Bununla birlikte her ilgili, bu kişinin ölü veya sağ olduğunun mahkemece tespitini dava edebilir.

III. Gaiplik kararı
MADDE 45.
- Gaiplik kararı, hâkimin bildirmesi üzerine, ölüm kütüğüne kaydolunur.

IV. Değişikliklerin kütüğe geçirilmesi
MADDE 46.- Tescile esas olan bir bildirimin doğru olmadığının tespit edilmesi veya kime ait olduğu bilinmeyen cesedin kimliğinin belli olması ya da gaiplik kararının kaldırılması sebepleriyle zorunlu olan değişiklikler, ilgilinin kütükteki kaydının düşünceler sütununa yazılarak yapılır.

İKİNCİ KISIM
TÜZEL KİŞİLER
BİRİNCİ BÖLÜM
GENEL HÜKÜMLER


A. Tüzel kişilik
MADDE 47.- Başlıbaşına bir varlığı olmak üzere örgütlenmiş kişi toplulukları ve belli bir amaca özgülenmiş olan bağımsız mal toplulukları, kendileri ile ilgili özel hükümler uyarınca tüzel kişilik kazanırlar.
Amacı hukuka veya ahlâka aykırı olan kişi ve mal toplulukları tüzel kişilik kazanamaz.

B. Hak ehliyeti
MADDE 48.- Tüzel kişiler, cins, yaş, hısımlık gibi yaradılış gereği insana özgü niteliklere bağlı olanlar dışındaki bütün haklara ve borçlara ehildirler.

C. Fiil ehliyeti
I. Koşulu
MADDE 49.- Tüzel kişiler, kanuna ve kuruluş belgelerine göre gerekli organlara sahip olmakla, fiil ehliyetini kazanırlar.

II. Kullanılması

MADDE 50.- Tüzel kişinin iradesi, organları aracılığıyla açıklanır.
Organlar, hukukî işlemleri ve diğer bütün fiilleriyle tüzel kişiyi borç altına sokarlar.
Organlar, kusurlarından dolayı ayrıca kişisel olarak sorumludurlar.

D. Yerleşim yeri
MADDE 51.- Tüzel kişinin yerleşim yeri, kuruluş belgesinde başka bir hüküm bulunmadıkça işlerinin yönetildiği yerdir.

E. Kişiliğin sona ermesi
I. Sınırlı devam etme
MADDE 52.- Sona eren tüzel kişinin kişiliği, ehliyeti tasfiye amacıyla sınırlı olmak üzere tasfiye sırasında da devam eder.

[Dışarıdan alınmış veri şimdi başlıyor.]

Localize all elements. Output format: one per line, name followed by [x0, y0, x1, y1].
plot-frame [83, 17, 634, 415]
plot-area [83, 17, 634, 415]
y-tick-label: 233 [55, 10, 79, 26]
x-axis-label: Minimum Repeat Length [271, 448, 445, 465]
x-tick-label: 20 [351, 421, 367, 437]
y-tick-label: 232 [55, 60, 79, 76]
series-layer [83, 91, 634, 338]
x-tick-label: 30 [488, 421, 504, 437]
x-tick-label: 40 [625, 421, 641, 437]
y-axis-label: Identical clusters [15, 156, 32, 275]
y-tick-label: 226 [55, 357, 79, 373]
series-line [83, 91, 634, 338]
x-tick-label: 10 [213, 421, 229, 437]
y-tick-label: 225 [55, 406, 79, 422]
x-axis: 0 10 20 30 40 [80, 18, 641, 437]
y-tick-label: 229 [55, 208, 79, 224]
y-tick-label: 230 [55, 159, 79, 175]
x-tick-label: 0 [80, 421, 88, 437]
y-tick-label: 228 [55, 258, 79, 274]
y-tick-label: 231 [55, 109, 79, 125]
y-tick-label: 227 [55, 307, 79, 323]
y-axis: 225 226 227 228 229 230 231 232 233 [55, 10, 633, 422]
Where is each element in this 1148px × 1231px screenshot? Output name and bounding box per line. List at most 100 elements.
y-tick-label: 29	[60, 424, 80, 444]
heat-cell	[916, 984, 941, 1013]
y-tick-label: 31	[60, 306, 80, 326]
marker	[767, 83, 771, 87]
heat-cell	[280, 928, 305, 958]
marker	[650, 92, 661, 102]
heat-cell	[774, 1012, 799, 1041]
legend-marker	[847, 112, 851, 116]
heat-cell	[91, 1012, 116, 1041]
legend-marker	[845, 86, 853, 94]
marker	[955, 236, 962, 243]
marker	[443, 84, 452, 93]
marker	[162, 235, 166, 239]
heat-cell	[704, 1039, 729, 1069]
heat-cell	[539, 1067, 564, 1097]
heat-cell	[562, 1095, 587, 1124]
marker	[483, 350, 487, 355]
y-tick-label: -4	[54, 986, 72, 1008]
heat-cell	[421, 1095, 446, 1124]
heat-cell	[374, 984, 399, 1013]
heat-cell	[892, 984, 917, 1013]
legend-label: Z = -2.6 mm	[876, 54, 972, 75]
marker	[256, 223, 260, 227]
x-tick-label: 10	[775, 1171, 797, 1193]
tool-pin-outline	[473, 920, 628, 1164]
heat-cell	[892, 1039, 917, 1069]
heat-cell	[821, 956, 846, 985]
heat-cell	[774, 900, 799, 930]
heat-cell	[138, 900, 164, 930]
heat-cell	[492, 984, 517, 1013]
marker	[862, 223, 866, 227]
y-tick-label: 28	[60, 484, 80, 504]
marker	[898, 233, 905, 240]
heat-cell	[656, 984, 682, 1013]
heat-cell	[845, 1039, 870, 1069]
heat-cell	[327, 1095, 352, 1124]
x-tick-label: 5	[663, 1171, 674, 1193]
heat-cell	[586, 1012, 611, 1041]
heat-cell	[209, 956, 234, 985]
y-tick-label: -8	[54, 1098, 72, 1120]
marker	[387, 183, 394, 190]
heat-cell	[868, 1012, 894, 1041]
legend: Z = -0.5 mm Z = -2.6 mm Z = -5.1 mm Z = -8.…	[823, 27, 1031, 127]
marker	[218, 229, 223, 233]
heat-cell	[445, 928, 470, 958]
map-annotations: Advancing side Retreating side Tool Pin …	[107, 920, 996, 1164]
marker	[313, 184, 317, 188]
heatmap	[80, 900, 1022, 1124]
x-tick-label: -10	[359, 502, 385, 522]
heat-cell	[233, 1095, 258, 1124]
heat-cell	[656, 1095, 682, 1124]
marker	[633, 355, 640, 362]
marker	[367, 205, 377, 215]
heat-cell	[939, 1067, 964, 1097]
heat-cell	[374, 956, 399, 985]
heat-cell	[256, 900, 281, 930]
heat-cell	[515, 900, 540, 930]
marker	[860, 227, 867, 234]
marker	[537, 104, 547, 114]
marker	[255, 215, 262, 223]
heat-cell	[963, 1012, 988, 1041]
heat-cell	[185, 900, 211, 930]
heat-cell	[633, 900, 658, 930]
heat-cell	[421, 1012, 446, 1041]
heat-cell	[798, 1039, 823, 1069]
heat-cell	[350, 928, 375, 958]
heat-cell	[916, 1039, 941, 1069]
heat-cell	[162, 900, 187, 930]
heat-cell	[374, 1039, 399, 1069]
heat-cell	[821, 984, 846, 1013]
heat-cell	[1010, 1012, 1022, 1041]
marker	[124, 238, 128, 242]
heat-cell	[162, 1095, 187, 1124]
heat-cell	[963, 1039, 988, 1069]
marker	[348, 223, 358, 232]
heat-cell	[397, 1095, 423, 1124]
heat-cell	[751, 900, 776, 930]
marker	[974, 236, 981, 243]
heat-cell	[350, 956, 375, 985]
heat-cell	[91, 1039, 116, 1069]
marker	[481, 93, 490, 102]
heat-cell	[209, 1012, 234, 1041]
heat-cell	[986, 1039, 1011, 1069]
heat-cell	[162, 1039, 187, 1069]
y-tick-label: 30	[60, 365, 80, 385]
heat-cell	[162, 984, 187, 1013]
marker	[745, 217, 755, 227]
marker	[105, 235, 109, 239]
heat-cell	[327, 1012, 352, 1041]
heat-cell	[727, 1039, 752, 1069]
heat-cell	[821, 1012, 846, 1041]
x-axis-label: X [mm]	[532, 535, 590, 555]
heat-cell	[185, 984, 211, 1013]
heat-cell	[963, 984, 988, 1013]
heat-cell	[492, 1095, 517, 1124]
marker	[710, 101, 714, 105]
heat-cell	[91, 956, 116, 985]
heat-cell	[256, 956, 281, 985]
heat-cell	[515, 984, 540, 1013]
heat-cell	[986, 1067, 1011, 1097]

II. Malvarlığının tasfiyesi
MADDE 53.- Tüzel kişinin malvarlığının tasfiyesi, kanunda ve kuruluş belgesinde aksine hüküm bulunmadıkça, terekenin resmî tasfiyesine ilişkin hükümlere göre yapılır.

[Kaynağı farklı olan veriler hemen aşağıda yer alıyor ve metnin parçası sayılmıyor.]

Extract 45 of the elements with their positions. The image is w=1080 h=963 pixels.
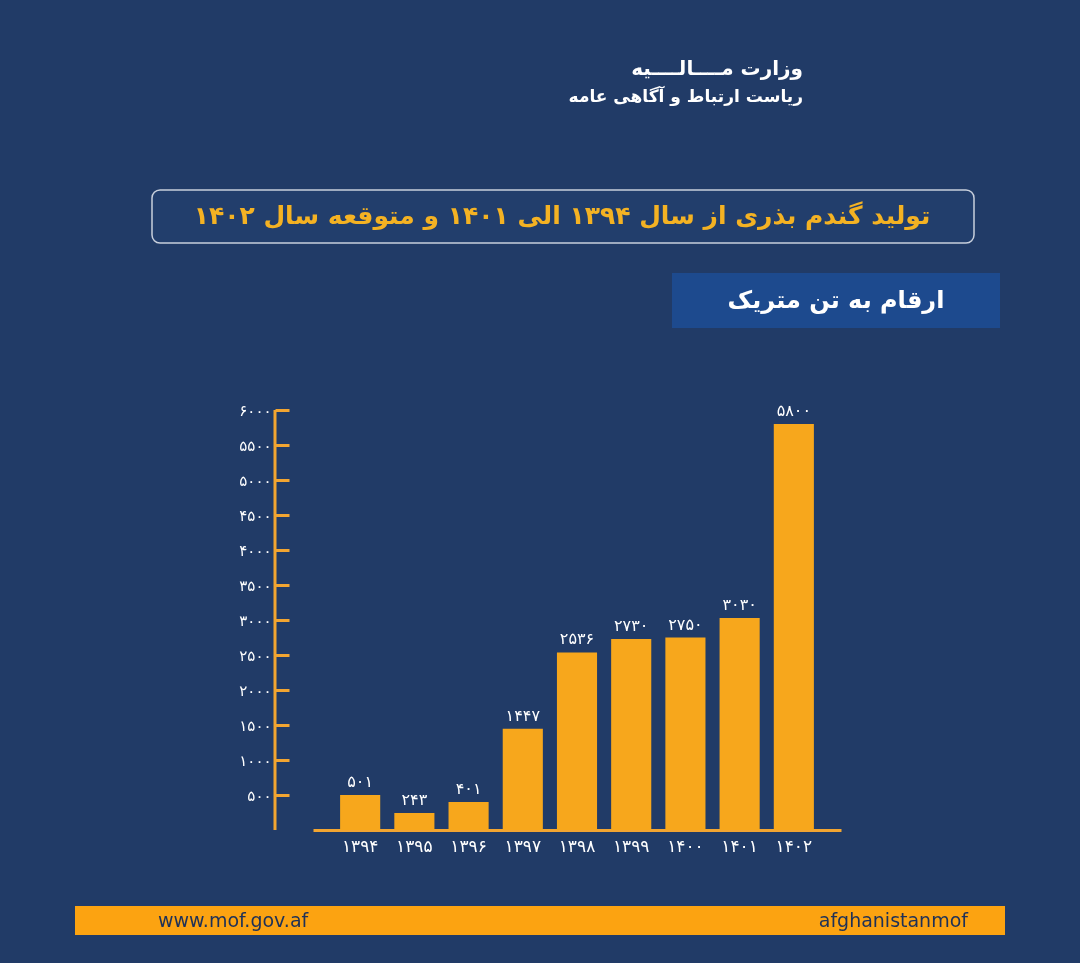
text: وزارت مــــالــــیه [631, 56, 803, 80]
bar [556, 652, 598, 830]
y-tick-label: ۱۰۰۰ [239, 751, 272, 770]
bar [502, 728, 543, 830]
x-tick-label: ۱۳۹۸ [558, 835, 596, 856]
data-label: ۳۰۳۰ [722, 594, 757, 614]
y-tick-label: ۲۰۰۰ [239, 681, 272, 700]
text: www.mof.gov.af [158, 909, 310, 931]
y-tick-label: ۱۵۰۰ [239, 716, 272, 735]
x-tick-label: ۱۴۰۱ [721, 835, 758, 856]
bar [719, 617, 760, 830]
bar [448, 801, 489, 830]
data-label: ۲۵۳۶ [559, 629, 595, 649]
x-tick-label: ۱۳۹۵ [396, 835, 433, 856]
x-tick-label: ۱۳۹۷ [504, 835, 542, 856]
data-label: ۵۸۰۰ [776, 401, 812, 420]
y-tick-label: ۵۵۰۰ [239, 436, 272, 455]
data-label: ۵۰۱ [347, 771, 374, 791]
y-tick-label: ۴۵۰۰ [239, 506, 272, 525]
bar [340, 794, 381, 830]
data-label: ۲۷۵۰ [668, 614, 703, 634]
y-tick-label: ۶۰۰۰ [239, 401, 272, 420]
data-label: ۴۰۱ [455, 778, 482, 798]
x-tick-label: ۱۳۹۴ [341, 835, 379, 856]
y-tick-label: ۵۰۰۰ [239, 471, 272, 490]
bar [773, 424, 814, 830]
y-tick-label: ۴۰۰۰ [239, 541, 272, 560]
bar [665, 637, 706, 830]
text: afghanistanmof [818, 909, 970, 931]
data-label: ۲۷۳۰ [614, 615, 649, 635]
data-label: ۲۴۳ [401, 789, 428, 809]
y-tick-label: ۵۰۰ [247, 786, 272, 805]
bar [394, 812, 435, 830]
x-tick-label: ۱۳۹۹ [612, 835, 650, 856]
x-tick-label: ۱۴۰۰ [667, 835, 704, 856]
y-tick-label: ۳۰۰۰ [239, 611, 272, 630]
chart-subtitle: ارقام به تن متریک [727, 286, 945, 314]
y-tick-label: ۳۵۰۰ [239, 576, 272, 595]
chart-title: تولید گندم بذری از سال ۱۳۹۴ الی ۱۴۰۱ و متوقعه سال ۱۴۰۲ [193, 201, 931, 231]
x-tick-label: ۱۳۹۶ [450, 835, 487, 856]
bar [611, 638, 652, 830]
y-tick-label: ۲۵۰۰ [239, 646, 272, 665]
data-label: ۱۴۴۷ [505, 705, 541, 725]
text: ریاست ارتباط و آگاهی عامه [568, 85, 803, 107]
x-tick-label: ۱۴۰۲ [775, 835, 813, 856]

III. Malvarlığının özgülenmesi
MADDE 54.- Tüzel kişinin malvarlığı, kanunda veya kuruluş belgesinde başka bir hüküm bulunmadıkça ya da yetkili organı başka türlü karar vermedikçe, en yakın amacı güden kamu kurum veya kuruluşuna geçer.
Bu malvarlığı olanak ölçüsünde daha önce özgülendiği amaç için kullanılır.
Hukuka veya ahlâka aykırı amaç güttüğü için kişiliği mahkeme kararıyla sona eren tüzel kişinin malvarlığı her hâlde ilgili kamu kuruluşuna geçer.

F. Saklı hükümler
MADDE 55.- Kamu tüzel kişileri ile ticaret şirketleri hakkındaki kanun hükümleri saklıdır.

İKİNCİ BÖLÜM
DERNEKLER

A. Kuruluşu
I. Tanımı
MADDE 56.- Dernekler, en az yedi gerçek kişinin kazanç paylaşma dışında belirli ve ortak bir amacı gerçekleştirmek üzere, bilgi ve çalışmalarını sürekli olarak birleştirmek suretiyle oluşturdukları, tüzel kişiliğe sahip kişi topluluklarıdır.
Hukuka veya ahlâka aykırı amaçlarla dernek kurulamaz.

II. Dernek kurma hakkı

MADDE 57.- Herkes, önceden izin almaksızın dernek kurma hakkına sahiptir.
Dernek kurucularının fiil ehliyetine sahip olması gerekir.

III. Tüzük

MADDE 58.- Her derneğin bir tüzüğü bulunur.
Dernek tüzüğünde derneğin adı, amacı, yerleşim yeri, kurucuları, gelir kaynakları, üyelik koşulları, organları ve örgütü ile geçici yönetim kurulunun gösterilmesi zorunludur.
Dernek tüzüğü, kanunun emredici hükümlerine aykırı olamaz.
Dernek tüzüğünde düzenlenmemiş konularda kanun hükümleri uygulanır.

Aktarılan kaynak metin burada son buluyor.